De qualquer forma, seja fenômeno psíquico, paranormal, visionário ou apocalíptico o fato é que a
obra existe. Lamentavelmente o que se verifica nos dias de hoje, é o total abandono a que foi
deixado todo o trabalho de uma vida. Imagino que uma ação pública eficiente poderia ter
transformado todo o local em um imenso ponto turístico. Dessa forma preservando toda a obra
artística do Sr. Miranda, bem como valorizando sobremaneira sua herança singular. Com efeito,
trata-se de um caso único, demais peculiar, cuja obra deveria ser resgatada e preservada, bem como
seu criador ser evidenciado, para a grandeza de seu nome e orgulho de sua família.

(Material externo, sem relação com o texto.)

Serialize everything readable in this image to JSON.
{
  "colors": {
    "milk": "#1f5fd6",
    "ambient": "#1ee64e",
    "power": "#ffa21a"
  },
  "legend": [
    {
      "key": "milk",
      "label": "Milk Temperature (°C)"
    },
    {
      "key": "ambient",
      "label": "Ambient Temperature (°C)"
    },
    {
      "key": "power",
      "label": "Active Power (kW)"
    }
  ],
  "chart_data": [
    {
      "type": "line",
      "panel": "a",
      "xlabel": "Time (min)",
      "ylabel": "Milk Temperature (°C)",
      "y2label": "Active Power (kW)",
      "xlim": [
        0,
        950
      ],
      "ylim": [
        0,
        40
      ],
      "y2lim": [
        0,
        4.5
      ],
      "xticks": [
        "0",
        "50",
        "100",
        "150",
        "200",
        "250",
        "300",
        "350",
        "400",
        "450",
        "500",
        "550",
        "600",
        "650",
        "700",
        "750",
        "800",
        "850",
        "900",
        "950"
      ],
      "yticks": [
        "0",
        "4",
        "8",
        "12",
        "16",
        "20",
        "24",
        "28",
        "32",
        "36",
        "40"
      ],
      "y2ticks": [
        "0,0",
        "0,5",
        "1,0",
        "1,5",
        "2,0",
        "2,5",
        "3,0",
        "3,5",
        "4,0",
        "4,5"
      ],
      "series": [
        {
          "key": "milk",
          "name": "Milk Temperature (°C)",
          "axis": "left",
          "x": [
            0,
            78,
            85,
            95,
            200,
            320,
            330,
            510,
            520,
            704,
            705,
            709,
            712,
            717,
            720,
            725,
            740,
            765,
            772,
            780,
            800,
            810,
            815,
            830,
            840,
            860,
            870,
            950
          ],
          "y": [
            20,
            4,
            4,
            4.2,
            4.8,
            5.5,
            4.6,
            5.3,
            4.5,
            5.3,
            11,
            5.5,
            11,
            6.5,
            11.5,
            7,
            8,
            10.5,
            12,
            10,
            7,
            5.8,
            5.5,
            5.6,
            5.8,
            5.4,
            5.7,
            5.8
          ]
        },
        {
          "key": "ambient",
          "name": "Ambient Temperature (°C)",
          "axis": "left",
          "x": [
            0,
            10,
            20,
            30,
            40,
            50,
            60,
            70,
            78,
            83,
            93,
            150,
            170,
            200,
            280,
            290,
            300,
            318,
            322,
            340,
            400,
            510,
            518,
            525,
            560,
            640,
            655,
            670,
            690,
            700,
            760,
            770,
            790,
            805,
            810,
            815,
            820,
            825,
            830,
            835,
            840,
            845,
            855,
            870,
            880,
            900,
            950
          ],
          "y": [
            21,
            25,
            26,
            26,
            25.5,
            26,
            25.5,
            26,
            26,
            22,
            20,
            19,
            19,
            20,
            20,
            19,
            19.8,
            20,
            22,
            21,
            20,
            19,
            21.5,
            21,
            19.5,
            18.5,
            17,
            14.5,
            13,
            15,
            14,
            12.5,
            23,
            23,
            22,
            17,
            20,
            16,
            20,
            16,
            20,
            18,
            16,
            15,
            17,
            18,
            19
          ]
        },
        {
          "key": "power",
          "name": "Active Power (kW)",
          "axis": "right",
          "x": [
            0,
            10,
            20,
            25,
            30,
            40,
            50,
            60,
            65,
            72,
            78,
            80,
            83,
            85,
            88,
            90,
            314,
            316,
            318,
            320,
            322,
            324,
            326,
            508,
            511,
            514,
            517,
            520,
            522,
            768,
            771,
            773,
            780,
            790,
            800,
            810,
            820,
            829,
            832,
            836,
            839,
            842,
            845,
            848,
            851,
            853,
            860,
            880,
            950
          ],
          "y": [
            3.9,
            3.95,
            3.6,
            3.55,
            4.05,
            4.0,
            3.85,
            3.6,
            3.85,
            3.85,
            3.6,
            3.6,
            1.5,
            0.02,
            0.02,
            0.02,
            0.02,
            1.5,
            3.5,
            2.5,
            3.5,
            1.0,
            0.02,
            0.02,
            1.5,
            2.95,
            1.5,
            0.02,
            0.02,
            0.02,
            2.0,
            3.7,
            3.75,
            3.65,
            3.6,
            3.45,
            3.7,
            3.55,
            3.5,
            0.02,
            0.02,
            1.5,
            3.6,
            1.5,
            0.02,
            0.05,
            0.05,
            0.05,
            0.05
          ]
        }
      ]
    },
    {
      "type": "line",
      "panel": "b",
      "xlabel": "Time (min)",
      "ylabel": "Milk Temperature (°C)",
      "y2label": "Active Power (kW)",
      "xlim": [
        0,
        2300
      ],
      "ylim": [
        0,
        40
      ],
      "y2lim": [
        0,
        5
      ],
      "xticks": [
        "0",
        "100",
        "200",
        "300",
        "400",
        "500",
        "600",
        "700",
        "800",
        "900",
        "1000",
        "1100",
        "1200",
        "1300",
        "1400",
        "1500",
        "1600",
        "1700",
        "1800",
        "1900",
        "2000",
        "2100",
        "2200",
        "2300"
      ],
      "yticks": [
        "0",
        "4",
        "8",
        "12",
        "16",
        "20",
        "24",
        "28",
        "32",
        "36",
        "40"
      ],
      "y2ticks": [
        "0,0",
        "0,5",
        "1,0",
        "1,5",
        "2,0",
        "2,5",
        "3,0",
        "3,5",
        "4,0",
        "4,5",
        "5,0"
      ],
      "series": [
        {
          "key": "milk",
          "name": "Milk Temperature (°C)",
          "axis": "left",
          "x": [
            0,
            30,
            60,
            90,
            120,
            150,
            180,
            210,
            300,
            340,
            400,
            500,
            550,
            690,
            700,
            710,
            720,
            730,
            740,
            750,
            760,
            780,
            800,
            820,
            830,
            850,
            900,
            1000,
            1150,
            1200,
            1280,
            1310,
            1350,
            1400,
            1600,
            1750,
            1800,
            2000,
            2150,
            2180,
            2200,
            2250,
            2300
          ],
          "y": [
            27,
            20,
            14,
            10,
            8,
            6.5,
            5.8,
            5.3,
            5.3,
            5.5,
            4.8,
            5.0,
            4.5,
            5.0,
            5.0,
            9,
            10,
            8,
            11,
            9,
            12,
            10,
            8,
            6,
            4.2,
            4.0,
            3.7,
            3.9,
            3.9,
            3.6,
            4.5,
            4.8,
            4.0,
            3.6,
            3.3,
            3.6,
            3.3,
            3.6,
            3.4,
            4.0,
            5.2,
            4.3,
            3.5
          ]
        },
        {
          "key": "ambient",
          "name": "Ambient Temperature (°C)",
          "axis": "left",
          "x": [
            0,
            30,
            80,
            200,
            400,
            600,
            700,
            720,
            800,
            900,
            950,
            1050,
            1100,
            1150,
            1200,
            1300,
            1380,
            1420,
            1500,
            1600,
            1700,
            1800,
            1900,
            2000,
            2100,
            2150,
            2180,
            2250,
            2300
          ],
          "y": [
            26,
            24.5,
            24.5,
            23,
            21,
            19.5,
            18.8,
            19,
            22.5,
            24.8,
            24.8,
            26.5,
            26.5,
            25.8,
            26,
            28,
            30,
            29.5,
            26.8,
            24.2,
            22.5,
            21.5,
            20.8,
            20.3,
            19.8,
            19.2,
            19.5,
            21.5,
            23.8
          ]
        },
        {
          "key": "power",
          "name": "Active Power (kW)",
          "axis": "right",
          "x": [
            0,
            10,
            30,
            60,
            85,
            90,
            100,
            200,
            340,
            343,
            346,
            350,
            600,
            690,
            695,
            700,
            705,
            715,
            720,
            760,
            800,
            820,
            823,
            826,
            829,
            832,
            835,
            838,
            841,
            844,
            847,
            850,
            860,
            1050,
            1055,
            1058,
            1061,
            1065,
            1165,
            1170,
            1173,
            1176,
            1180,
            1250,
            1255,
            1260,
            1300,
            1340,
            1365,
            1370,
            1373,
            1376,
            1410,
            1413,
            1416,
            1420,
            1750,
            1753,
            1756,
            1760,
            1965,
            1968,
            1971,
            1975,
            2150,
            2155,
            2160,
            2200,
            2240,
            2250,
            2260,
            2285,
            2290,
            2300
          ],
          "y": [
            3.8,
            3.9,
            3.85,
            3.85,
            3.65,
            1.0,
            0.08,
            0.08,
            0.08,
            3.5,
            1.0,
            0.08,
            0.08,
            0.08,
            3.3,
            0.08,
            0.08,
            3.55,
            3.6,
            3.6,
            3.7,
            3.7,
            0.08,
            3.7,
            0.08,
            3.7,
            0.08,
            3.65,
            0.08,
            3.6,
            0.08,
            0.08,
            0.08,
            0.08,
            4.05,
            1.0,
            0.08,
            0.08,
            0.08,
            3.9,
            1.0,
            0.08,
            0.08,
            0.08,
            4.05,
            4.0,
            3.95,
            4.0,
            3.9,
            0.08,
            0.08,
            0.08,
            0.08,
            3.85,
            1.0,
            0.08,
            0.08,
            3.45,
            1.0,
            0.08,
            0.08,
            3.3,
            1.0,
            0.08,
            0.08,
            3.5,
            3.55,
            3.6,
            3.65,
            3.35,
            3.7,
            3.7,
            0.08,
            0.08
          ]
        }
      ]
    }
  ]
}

Ainda que para muitos possa parecer um devaneio, o legado de José de Freitas Miranda deveria ser
imortalizado nos anais da história e da arte contemporâneas, independente de quaisquer que sejam as
motivações ou explicações para a obra. Afinal, pra fazer o que ele fez e como fez, tem mesmo que
ter muita determinação e, sobretudo coragem.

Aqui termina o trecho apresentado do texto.